Employee Loyalty (02:28)
After the 1818 explosion, Eleuthere Irenee struggled to rebuild his gunpowder business. He provided widow pensions and relocated his house to the mill yards to share the risk. He died in 1834, still in debt.
Building a Du Pont Dynasty (03:42)
Irenee's oldest son Alfred Victor du Pont took over the company, but lacked leadership skills; debt mounted. Next, his authoritative brother Henry ran the business and the family. Men had to work in the mills; women had to bear children.
Lammot Du Pont (04:19)
Alfred's son patented a new blasting powder and was a talented businessman.
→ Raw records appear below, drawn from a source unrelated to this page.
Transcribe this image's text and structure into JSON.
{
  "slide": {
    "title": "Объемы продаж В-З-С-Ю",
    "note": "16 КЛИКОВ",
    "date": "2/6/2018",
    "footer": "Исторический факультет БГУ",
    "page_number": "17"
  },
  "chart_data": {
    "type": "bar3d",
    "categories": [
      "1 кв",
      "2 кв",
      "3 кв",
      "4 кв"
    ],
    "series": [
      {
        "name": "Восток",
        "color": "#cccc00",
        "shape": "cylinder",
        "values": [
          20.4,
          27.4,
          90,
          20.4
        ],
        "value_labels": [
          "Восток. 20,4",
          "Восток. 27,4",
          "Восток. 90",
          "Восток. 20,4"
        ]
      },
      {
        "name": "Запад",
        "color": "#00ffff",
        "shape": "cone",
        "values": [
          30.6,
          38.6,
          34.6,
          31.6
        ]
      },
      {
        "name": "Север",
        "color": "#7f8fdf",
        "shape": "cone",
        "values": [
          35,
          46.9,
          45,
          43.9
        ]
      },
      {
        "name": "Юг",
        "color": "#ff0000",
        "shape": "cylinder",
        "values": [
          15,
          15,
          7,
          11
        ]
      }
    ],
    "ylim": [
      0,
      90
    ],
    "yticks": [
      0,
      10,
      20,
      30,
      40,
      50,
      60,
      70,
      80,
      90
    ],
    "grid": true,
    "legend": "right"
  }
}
In 1860, the company showed loyalty to the North by refusing to sell to Southern states. Lammot covertly sailed to London to secure the British saltpeter supply.
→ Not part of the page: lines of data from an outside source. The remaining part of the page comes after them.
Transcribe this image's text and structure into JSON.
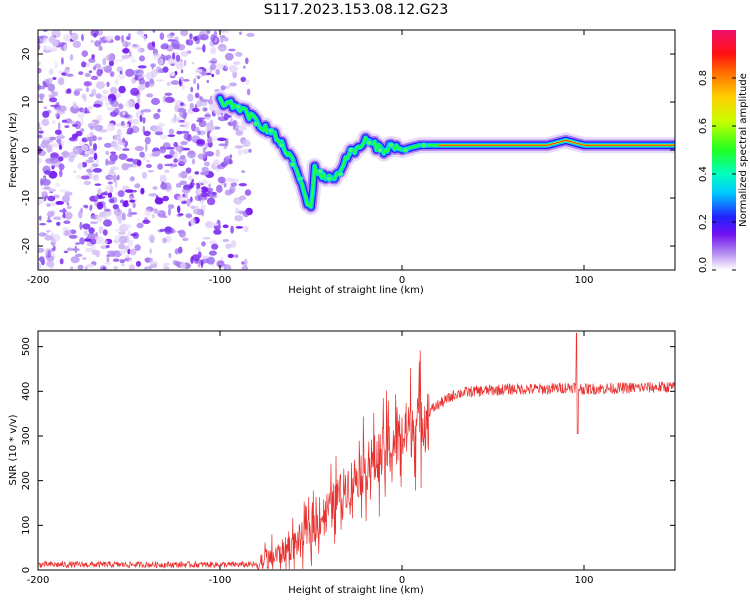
{
  "title": "S117.2023.153.08.12.G23",
  "chart_data": [
    {
      "type": "heatmap",
      "name": "spectrogram",
      "xlabel": "Height of straight line (km)",
      "ylabel": "Frequency (Hz)",
      "xlim": [
        -200,
        150
      ],
      "ylim": [
        -25,
        25
      ],
      "xticks": [
        -200,
        -100,
        0,
        100
      ],
      "yticks": [
        -20,
        -10,
        0,
        10,
        20
      ],
      "colorbar": {
        "label": "Normalized spectral amplitude",
        "range": [
          0,
          1
        ],
        "ticks": [
          "0.0",
          "0.2",
          "0.4",
          "0.6",
          "0.8"
        ]
      },
      "noise_region_x": [
        -200,
        -83
      ],
      "ridge": {
        "x": [
          -100,
          -90,
          -80,
          -70,
          -62,
          -57,
          -53,
          -50,
          -48,
          -45,
          -40,
          -35,
          -30,
          -25,
          -20,
          -15,
          -10,
          -5,
          0,
          10,
          20,
          40,
          60,
          80,
          90,
          100,
          120,
          150
        ],
        "y": [
          10,
          9,
          6,
          3,
          -1,
          -5,
          -10,
          -12,
          -4,
          -5,
          -6,
          -5,
          -1,
          0,
          2,
          1,
          0,
          1,
          0,
          1,
          1,
          1,
          1,
          1,
          2,
          1,
          1,
          1
        ]
      }
    },
    {
      "type": "line",
      "name": "snr",
      "xlabel": "Height of straight line (km)",
      "ylabel": "SNR (10 * v/v)",
      "xlim": [
        -200,
        150
      ],
      "ylim": [
        0,
        535
      ],
      "xticks": [
        -200,
        -100,
        0,
        100
      ],
      "yticks": [
        0,
        100,
        200,
        300,
        400,
        500
      ],
      "color": "#e8302e",
      "trend": {
        "x": [
          -200,
          -80,
          -70,
          -60,
          -50,
          -40,
          -30,
          -20,
          -10,
          0,
          10,
          20,
          30,
          40,
          60,
          80,
          95,
          100,
          150
        ],
        "y": [
          12,
          12,
          30,
          55,
          90,
          140,
          190,
          230,
          260,
          300,
          340,
          370,
          395,
          400,
          405,
          405,
          410,
          405,
          410
        ]
      },
      "spikes": [
        {
          "x": 96,
          "y": 530
        },
        {
          "x": 96.5,
          "y": 305
        }
      ]
    }
  ]
}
Du Pont during the Civil War (02:38)
The company constructed new mills to produce 40% of Union gunpowder. Henry commanded the Delaware militia. Lammot invented mammoth powder increasing cannon firing distance. Henry believed it would not work, but the Battle of Hampton Roads proved him wrong.
Dynamite Innovation (02:35)
After the Civil War, the Du Ponts were criticized for profiting from casualties. The first transcontinental railroad increased demand for powerful explosives. Alfred Nobel developed a way to transport nitroglycerin within inert clay.
Rapauno Chemical Company (03:08)
Henry created a gunpowder monopoly. Lammot quit the company and opened a dynamite factory across the Delaware River in 1880; learn about his safety measures. His business soon dominated the market, but he was killed in an explosion in 1884.
End of an Era (02:08)
After Lammot's death, the Du Pont family bought his dynamite company. Henry died in 1889; the company lacked direction and leadership. In 1902, Alfred Irenee convinced the Board of Directors not to sell to Laflin & Rand.
Leadership Transition (02:48)
Alfred Irenee and his cousins Thomas Coleman and Pierre Samuel bought Du Pont in a leveraged buyout and ran it more like a corporation than a family business.
Reinventing Du Pont (01:54)
Lammot's son Pierre Samuel was forced to diversify when President Roosevelt broke up monopolies. He expanded into new chemical product lines like rayon. Du Pont profited from munitions production during World War I.
Public Relations Challenges (01:56)
Longwood Estate exemplifies Pierre Samuel's wealth during World War I. In 1919, he left to manage General Motors. After the war, Du Pont was accused of overcharging the government; Pierre defended the corporation unapologetically.
Du Pont in World War II (02:33)
Nylon was the corporation's greatest contribution to the war effort. President Roosevelt asked them to help develop the atomic bomb; they supervised construction at Oak Ridge and the Hanford Engineering Works.
Du Pont Legacy (02:02)
Today, Du Pont is the world's largest chemical corporation. There are 4,000 family members; many consider the Brandywine region home. Former Delaware Governor Pete du Pont reflects on notable members.